I have met some interesting people at Venture Fridays that sparked this post. These people are from all walks of life and have ideas all over the map, from technology to retail. They are pretty smart people with a lot of enthusiasm for their ideas. I'm an entrepreneur at heart and an idea person, so being around these people is like crack to me, not that I've ever been on crack. I feed off of the energy and creative power of the mind. There is an energy field (and alcohol field) at these meetups that can't be beat. Everybody has an idea and there is no such thing as a bad idea (I'll reserve that for my next post).
Everybody wants to be an entrepreneur, but nobody wants to jump off a cliff. Begs the questions: Can you be a part-time entrepreneur? Can you work a normal 8-5 job and innovate at night?
I'm sure that entrepreneur success can be measured on a bell curve with some normal distribution. Most of the entrepreneurs live in the middle of the curve, barely making ends meet, teetering between making a dollar and losing a dollar. The successful entrepreneurs live to the right of the curve, making enough money and enjoying enough success to stoke a good size ego. This is the lucky 10-20 percent. The remaining 80 percent-plus are destined to languish with no sleep or money until their next idea or until they adapt. My guess is that the successes rarely materialize from the original idea, but save that for another day.
Of course the answer is YES, you can be a part-time entrepreneur, but your chance of success is drastically lower. You just shift the bell curve and not in a good way.
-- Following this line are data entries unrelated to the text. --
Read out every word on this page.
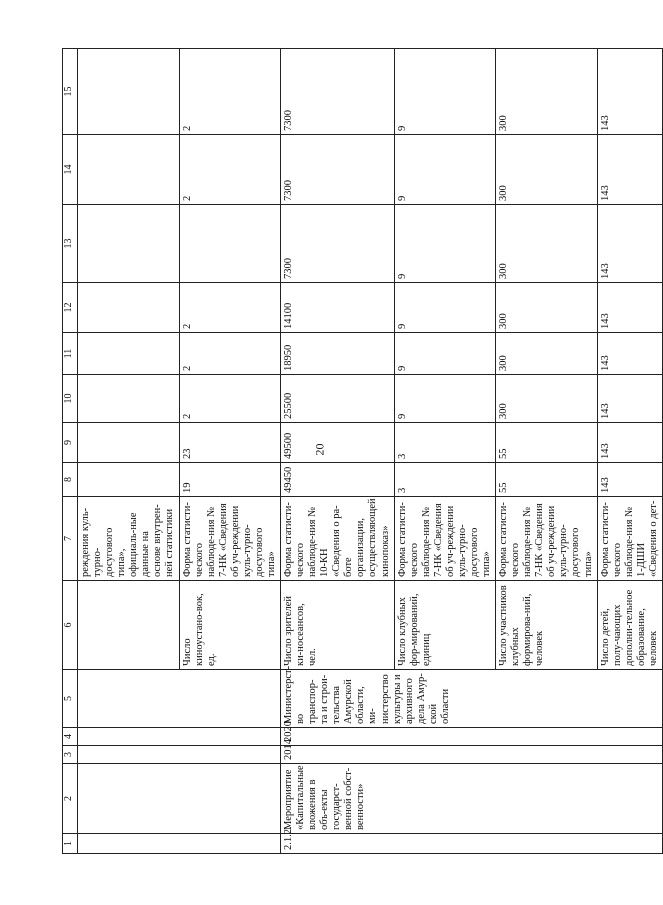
20
1	2	3	4	5	6	7	8	9	10	11	12	13	14	15
						реждения куль-турно-досугового типа», официаль-ные данные на основе внутрен-ней статистики								
					Число киноустано-вок, ед.	Форма статисти-ческого наблюде-ния № 7-НК «Сведения об уч-реждении куль-турно-досугового типа»	19	23	2	2	2		2	2
2.1.2.	Мероприятие «Капитальные вложения в объ-екты государст-венной собст-венности»	2014	2020	Министерст-во транспор-та и строи-тельства Амурской области, ми-нистерство культуры и архивного дела Амур-ской области	Число зрителей ки-носеансов, чел.	Форма статисти-ческого наблюде-ния № 10-КН «Сведения о ра-боте организации, осуществляющей кинопоказ»	49450	49500	25500	18950	14100	7300	7300	7300
					Число клубных фор-мирований, единиц	Форма статисти-ческого наблюде-ния № 7-НК «Сведения об уч-реждении куль-турно-досугового типа»	3	3	9	9	9	9	9	9
					Число участников клубных формирова-ний, человек	Форма статисти-ческого наблюде-ния № 7-НК «Сведения об уч-реждении куль-турно-досугового типа»	55	55	300	300	300	300	300	300
					Число детей, полу-чающих дополни-тельное образование, человек	Форма статисти-ческого наблюде-ния № 1-ДШИ «Сведения о дет-	143	143	143	143	143	143	143	143
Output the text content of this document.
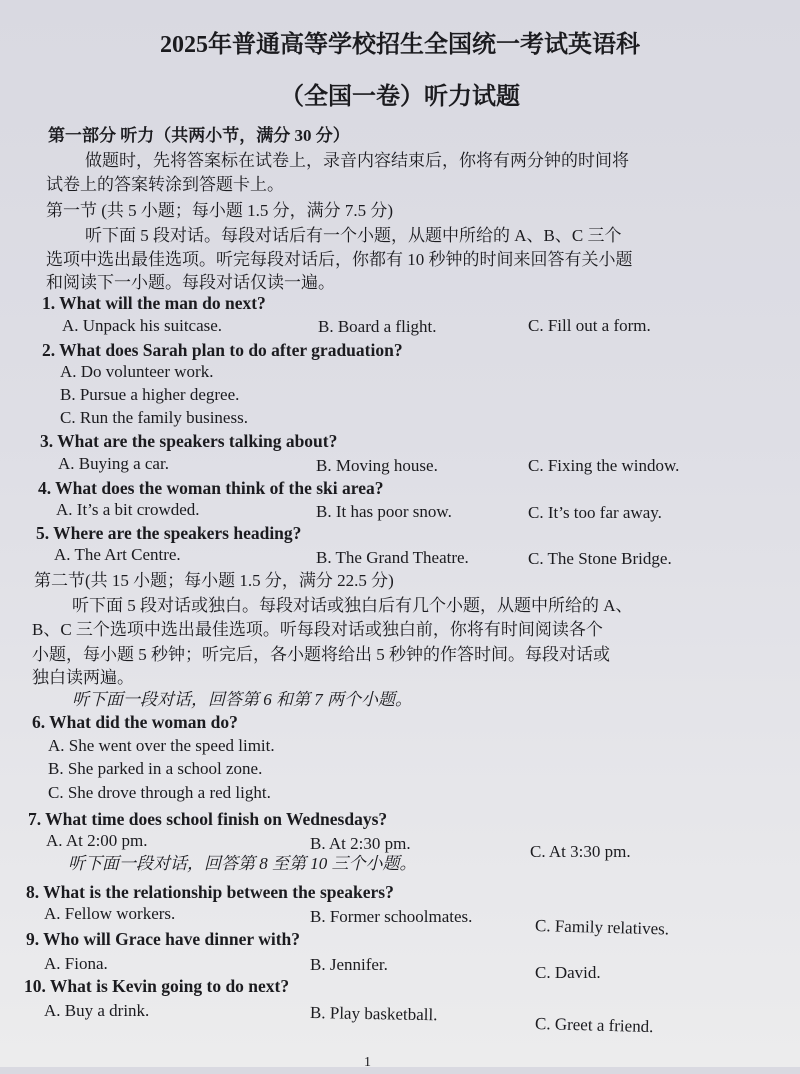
2025年普通高等学校招生全国统一考试英语科
（全国一卷）听力试题
第一部分 听力（共两小节，满分 30 分）
做题时，先将答案标在试卷上，录音内容结束后，你将有两分钟的时间将
试卷上的答案转涂到答题卡上。
第一节 (共 5 小题；每小题 1.5 分，满分 7.5 分)
听下面 5 段对话。每段对话后有一个小题，从题中所给的 A、B、C 三个
选项中选出最佳选项。听完每段对话后，你都有 10 秒钟的时间来回答有关小题
和阅读下一小题。每段对话仅读一遍。
1. What will the man do next?
A. Unpack his suitcase.	B. Board a flight.	C. Fill out a form.
2. What does Sarah plan to do after graduation?
A. Do volunteer work.
B. Pursue a higher degree.
C. Run the family business.
3. What are the speakers talking about?
A. Buying a car.	B. Moving house.	C. Fixing the window.
4. What does the woman think of the ski area?
A. It’s a bit crowded.	B. It has poor snow.	C. It’s too far away.
5. Where are the speakers heading?
A. The Art Centre.	B. The Grand Theatre.	C. The Stone Bridge.
第二节(共 15 小题；每小题 1.5 分，满分 22.5 分)
听下面 5 段对话或独白。每段对话或独白后有几个小题，从题中所给的 A、
B、C 三个选项中选出最佳选项。听每段对话或独白前，你将有时间阅读各个
小题，每小题 5 秒钟；听完后，各小题将给出 5 秒钟的作答时间。每段对话或
独白读两遍。
听下面一段对话，回答第 6 和第 7 两个小题。
6. What did the woman do?
A. She went over the speed limit.
B. She parked in a school zone.
C. She drove through a red light.
7. What time does school finish on Wednesdays?
A. At 2:00 pm.	B. At 2:30 pm.	C. At 3:30 pm.
听下面一段对话，回答第 8 至第 10 三个小题。
8. What is the relationship between the speakers?
A. Fellow workers.	B. Former schoolmates.	C. Family relatives.
9. Who will Grace have dinner with?
A. Fiona.	B. Jennifer.	C. David.
10. What is Kevin going to do next?
A. Buy a drink.	B. Play basketball.
C. Greet a friend.
1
Necessity is the mother of invention (I think Obama said that when he was working on his birth certificate last year). If you eat, live, sleep, and yes, drink your enterprise, you have a much greater chance of success. If you don't know when you will get paid or how you will pay your bills, you tend to work harder and be more creative. You tend to build things quicker and simpler. You tend to hear the market. You ARE your product or service. Part-time entrepreneurs probably have 1/100 chance of succeeding. That would imply that full-time entrepreneurs are 10X more likely to succeed by jumping off the cliff.
Do you just close your eyes and jump? No, be aggressive, but don't be stupid. Plan your course. If you are starting a venture that you hope will cash flow $100K/year and you are making $200K/year at your current job, you better really hate your current job. If you are making $30K/year and work on your venture part-time, you have a likelihood of making $1K (1/100*100K). Is it worth spending all that time and energy to make that happen? If you jump off the cliff, quit your job, you have a 10-20 percent chance of making that $100K, or a likelihood of making $10K-$20K (10-20 percent*$100K). Is it worth jumping to make close to what you are currently making? My answer is always yes. I would rather work for myself and enjoy the misery my own creation causes than the misery of somebody else's creation.
I've jumped off a lot of cliffs and had some bad landings, sometimes with my eyes half open. I want every person at Red Nova Labs to make that leap every day with every decision. We want to work with people that want to jump off a cliff. We want to give them the advice and/or infrastructure to move them further to the right on the bell curve and have a higher chance of success. At the end of the day, it is all risk/reward and we can't be afraid to fail or there is no risk.